Henry Clark grew to manhood in his native county, and after receiving a good district school education aided his father in carrying on the home farm until the outbreak of the late war. At the age of eighteen years he enlisted his services with the Union army, joining Company A, Twenty-second Illinois Infantry, and bears the distinction of being the third man to enlist from his section of Clinton County. He accompanied his regiment on their journey to Belleville, and on the expiration of his three months' term of enlistment returned home. Later he helped raise Company K, Thirtieth Illinois Infantry, of which he was elected First Lieutenant. Being too young, however, he never received his commission, and joining Company I, of the same regiment, went with his comrades to Camp Yates, Ill., thence to Cairo. He was about the only man in his company who thoroughly understood military tactics, and although not commissioned, acted as officer of the day for some time.

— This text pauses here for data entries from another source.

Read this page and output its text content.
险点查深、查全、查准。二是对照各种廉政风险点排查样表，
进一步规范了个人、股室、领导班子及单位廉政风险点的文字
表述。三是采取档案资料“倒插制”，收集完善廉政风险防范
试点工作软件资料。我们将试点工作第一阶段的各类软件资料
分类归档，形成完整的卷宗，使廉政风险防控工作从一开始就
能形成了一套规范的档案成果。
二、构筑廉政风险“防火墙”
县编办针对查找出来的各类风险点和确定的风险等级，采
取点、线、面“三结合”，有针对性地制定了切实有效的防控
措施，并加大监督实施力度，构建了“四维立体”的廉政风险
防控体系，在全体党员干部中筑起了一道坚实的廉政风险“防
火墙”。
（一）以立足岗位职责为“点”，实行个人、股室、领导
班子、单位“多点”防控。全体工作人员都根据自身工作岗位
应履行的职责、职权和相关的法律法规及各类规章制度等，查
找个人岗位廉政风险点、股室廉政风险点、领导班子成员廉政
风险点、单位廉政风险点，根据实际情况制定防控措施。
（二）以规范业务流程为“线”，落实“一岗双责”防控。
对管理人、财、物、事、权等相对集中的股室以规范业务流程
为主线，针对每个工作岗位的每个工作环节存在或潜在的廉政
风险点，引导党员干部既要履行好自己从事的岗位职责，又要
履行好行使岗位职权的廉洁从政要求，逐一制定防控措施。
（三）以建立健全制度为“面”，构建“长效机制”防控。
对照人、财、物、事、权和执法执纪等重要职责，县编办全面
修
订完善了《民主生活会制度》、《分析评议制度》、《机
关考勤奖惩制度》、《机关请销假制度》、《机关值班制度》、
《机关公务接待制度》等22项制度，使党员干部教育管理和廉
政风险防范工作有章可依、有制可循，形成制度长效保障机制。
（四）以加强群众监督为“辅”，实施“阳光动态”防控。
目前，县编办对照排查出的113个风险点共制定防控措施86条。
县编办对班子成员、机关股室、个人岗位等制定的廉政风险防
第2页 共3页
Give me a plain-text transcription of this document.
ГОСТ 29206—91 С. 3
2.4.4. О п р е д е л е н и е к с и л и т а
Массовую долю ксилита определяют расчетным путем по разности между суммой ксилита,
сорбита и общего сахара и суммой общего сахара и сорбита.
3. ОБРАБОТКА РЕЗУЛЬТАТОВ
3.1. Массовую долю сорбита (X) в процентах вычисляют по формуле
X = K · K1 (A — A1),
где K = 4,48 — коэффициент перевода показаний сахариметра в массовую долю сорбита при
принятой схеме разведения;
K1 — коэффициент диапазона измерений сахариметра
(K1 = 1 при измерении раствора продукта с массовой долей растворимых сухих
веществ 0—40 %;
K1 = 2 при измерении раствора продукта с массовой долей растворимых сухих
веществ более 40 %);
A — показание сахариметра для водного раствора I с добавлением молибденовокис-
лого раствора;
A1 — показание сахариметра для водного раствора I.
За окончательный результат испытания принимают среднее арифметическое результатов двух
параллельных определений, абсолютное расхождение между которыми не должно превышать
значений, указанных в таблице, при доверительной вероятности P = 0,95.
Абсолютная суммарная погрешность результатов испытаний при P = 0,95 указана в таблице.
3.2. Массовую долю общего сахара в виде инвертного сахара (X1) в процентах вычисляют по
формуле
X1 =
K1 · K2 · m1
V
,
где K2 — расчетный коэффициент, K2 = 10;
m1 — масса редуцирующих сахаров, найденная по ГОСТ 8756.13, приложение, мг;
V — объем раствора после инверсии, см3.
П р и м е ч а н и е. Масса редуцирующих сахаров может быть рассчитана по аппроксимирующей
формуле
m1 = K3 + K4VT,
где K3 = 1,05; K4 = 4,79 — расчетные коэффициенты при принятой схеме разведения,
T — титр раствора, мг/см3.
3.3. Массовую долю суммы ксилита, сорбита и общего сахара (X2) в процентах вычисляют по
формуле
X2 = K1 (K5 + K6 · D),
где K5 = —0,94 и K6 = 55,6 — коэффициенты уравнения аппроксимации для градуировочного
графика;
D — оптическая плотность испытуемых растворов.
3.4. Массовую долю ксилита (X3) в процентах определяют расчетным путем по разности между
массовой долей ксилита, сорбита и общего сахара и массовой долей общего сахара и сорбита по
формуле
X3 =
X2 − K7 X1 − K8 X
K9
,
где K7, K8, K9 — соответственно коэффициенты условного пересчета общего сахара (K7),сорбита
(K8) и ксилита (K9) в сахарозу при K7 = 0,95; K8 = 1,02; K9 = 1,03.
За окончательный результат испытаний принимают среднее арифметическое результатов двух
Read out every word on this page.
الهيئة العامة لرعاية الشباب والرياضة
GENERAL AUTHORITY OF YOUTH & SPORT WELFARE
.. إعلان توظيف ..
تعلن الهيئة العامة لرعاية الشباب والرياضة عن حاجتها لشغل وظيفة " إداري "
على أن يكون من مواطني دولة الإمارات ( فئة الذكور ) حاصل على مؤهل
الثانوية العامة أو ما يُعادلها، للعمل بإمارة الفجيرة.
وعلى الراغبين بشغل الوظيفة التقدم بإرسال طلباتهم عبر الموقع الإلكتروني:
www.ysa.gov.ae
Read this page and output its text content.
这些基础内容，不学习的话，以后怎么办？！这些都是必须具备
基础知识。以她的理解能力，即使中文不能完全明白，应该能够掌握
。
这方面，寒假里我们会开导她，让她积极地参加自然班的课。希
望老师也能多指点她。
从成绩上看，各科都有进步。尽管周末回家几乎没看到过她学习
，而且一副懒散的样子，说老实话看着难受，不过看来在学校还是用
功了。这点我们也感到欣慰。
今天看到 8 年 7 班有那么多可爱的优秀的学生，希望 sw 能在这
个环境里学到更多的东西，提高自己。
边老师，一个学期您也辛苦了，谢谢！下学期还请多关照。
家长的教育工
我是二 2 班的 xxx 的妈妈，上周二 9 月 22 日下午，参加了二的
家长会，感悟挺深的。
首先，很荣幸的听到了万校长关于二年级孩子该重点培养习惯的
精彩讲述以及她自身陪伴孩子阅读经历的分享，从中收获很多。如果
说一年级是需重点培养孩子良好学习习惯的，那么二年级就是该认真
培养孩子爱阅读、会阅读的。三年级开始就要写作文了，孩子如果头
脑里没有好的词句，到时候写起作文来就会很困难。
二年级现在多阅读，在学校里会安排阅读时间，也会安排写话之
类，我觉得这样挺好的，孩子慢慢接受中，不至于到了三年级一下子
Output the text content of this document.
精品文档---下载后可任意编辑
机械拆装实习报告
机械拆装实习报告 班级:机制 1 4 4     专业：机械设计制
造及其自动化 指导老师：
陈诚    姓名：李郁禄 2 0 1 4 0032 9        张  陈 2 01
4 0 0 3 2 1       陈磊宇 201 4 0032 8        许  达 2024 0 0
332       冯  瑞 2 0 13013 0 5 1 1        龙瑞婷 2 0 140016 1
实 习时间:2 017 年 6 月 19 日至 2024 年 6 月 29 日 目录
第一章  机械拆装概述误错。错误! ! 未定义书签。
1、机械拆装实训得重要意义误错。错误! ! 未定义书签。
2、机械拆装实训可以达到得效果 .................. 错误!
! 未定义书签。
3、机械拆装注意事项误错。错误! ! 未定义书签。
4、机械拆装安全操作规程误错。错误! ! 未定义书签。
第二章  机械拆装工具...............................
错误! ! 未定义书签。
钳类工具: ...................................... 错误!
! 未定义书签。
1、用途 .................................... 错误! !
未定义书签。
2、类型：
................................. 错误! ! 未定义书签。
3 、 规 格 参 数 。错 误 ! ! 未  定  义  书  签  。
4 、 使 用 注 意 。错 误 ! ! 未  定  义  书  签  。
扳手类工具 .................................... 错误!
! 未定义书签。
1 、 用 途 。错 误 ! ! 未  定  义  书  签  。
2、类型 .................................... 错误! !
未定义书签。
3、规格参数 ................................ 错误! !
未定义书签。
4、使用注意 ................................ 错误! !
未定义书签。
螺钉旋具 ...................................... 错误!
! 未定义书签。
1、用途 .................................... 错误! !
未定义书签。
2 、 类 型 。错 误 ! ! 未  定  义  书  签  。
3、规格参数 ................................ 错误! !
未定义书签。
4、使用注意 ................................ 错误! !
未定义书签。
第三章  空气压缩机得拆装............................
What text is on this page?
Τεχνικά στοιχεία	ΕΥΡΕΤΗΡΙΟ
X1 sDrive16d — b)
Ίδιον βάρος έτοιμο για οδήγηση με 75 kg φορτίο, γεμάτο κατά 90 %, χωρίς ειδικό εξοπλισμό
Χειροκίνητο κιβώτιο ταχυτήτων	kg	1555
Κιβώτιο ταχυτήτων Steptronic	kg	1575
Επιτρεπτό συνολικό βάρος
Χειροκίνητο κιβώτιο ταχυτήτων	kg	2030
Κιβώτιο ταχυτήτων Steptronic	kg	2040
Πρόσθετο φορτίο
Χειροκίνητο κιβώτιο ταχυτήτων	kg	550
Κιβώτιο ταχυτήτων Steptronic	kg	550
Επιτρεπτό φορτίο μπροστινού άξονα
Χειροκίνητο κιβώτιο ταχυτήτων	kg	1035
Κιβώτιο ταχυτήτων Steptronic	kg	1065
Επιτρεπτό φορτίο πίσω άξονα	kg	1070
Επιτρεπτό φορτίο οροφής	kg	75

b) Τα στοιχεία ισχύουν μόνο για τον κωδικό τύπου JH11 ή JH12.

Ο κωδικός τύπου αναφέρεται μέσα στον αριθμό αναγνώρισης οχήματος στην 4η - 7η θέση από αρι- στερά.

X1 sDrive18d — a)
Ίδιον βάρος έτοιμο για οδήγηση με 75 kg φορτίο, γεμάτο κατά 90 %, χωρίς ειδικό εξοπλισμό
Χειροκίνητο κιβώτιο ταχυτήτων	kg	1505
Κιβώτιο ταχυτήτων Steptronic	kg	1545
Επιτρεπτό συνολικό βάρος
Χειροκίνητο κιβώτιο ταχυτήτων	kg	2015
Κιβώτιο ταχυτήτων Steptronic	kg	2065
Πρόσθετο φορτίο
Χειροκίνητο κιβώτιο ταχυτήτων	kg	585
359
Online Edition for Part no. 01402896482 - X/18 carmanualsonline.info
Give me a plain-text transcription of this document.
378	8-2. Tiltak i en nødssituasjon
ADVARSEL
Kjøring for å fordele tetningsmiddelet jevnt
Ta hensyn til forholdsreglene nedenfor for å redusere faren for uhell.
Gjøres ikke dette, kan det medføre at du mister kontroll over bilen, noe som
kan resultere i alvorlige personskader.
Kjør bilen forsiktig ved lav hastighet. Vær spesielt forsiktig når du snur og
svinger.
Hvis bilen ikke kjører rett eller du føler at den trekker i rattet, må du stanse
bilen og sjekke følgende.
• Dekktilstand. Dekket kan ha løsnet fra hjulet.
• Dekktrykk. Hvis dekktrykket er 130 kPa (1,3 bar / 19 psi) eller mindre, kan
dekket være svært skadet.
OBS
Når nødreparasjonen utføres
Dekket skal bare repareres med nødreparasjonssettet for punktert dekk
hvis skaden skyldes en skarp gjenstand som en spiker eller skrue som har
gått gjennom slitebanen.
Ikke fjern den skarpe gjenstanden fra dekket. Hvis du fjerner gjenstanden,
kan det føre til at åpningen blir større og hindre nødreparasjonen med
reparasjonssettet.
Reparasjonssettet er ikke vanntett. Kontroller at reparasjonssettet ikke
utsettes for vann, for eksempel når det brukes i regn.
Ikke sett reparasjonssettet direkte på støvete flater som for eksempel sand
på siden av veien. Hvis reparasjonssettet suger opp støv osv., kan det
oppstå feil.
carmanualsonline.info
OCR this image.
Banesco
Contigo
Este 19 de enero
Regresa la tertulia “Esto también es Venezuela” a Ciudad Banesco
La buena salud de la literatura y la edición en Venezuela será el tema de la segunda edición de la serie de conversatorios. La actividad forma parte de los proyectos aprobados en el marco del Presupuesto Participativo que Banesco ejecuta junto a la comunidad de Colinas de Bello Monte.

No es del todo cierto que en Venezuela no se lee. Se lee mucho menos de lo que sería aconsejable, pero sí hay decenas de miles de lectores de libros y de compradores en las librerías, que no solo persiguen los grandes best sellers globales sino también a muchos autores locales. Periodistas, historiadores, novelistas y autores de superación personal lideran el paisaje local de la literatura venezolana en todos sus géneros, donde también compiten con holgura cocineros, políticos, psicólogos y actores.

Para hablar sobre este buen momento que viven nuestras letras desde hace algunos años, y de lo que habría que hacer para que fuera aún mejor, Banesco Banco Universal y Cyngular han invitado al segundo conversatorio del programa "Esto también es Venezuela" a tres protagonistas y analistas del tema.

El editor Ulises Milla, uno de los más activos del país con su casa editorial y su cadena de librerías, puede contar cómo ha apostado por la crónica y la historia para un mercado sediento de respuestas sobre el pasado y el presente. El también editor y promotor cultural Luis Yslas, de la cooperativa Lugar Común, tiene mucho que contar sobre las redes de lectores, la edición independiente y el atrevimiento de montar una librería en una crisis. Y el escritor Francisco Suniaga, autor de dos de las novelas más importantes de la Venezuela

While in the army our subject participated in the battle of Belmont, which was fought November 7, 1861, and did active service in many noted engagements up to July 22, 1864, when he was taken prisoner at Atlanta, Ga., and conveyed to Andersonville Prison. Being a line officer he was not compelled to enter the prison, but voluntarily did so, as he wished to be with his brother, John, who was an inmate of that foul den. After sixty-three days in Andersonville, he was exchanged, in September, 1864, under what was known as the Sherman Exchange, after which he was detailed to guard seven hundred rebel prisoners. These he took to Chattanooga, and while there received his honorable discharge and returned home. He was commissioned Second Lieutenant June 20, 1862, on account of valiant service rendered before Vicksburg.
January 1, 1865, Mr. Clark married Miss Eliza, the daughter of Joseph and Kittie FOSTER, natives of Ohio. By this union Mr. Clark became the father of a son, Harry, who died in his youth. His first wife died in July, 1866, and October 8, 1868, he was united in marriage with Mrs. Anna BUTLER. He has been a resident of Marion County since 1874, and is the possessor of three hundred acres of valuable land in East Fork Township, and six hundred and twenty acres in township 4, range 1. He also owns eighty acres in Fayette County, this state, forty acres in Odin Township, Marion County, a house and lot in Washington County, Ill., and a fine residence in Patoka, where he now makes his home.
Mr. Clark is greatly interested in the upbuilding of his community, and aids whatever measures he deems will be of benefit to public interests. He is at present Chairman of the Loan and Protective Association of Patoka, which is accounted one of the most substantial and reliable associations in Marion County. Socially, as might be expected, he is a prominent Grand Army man, and in politics is a stanch Republican. With his wife he is a devoted member of the Methodist Episcopal Church, and in all things is looked up to by his fellow-townsmen. As one of the wealthiest and most progressive citizens of the county, we take pleasure in presenting this biography to our readers.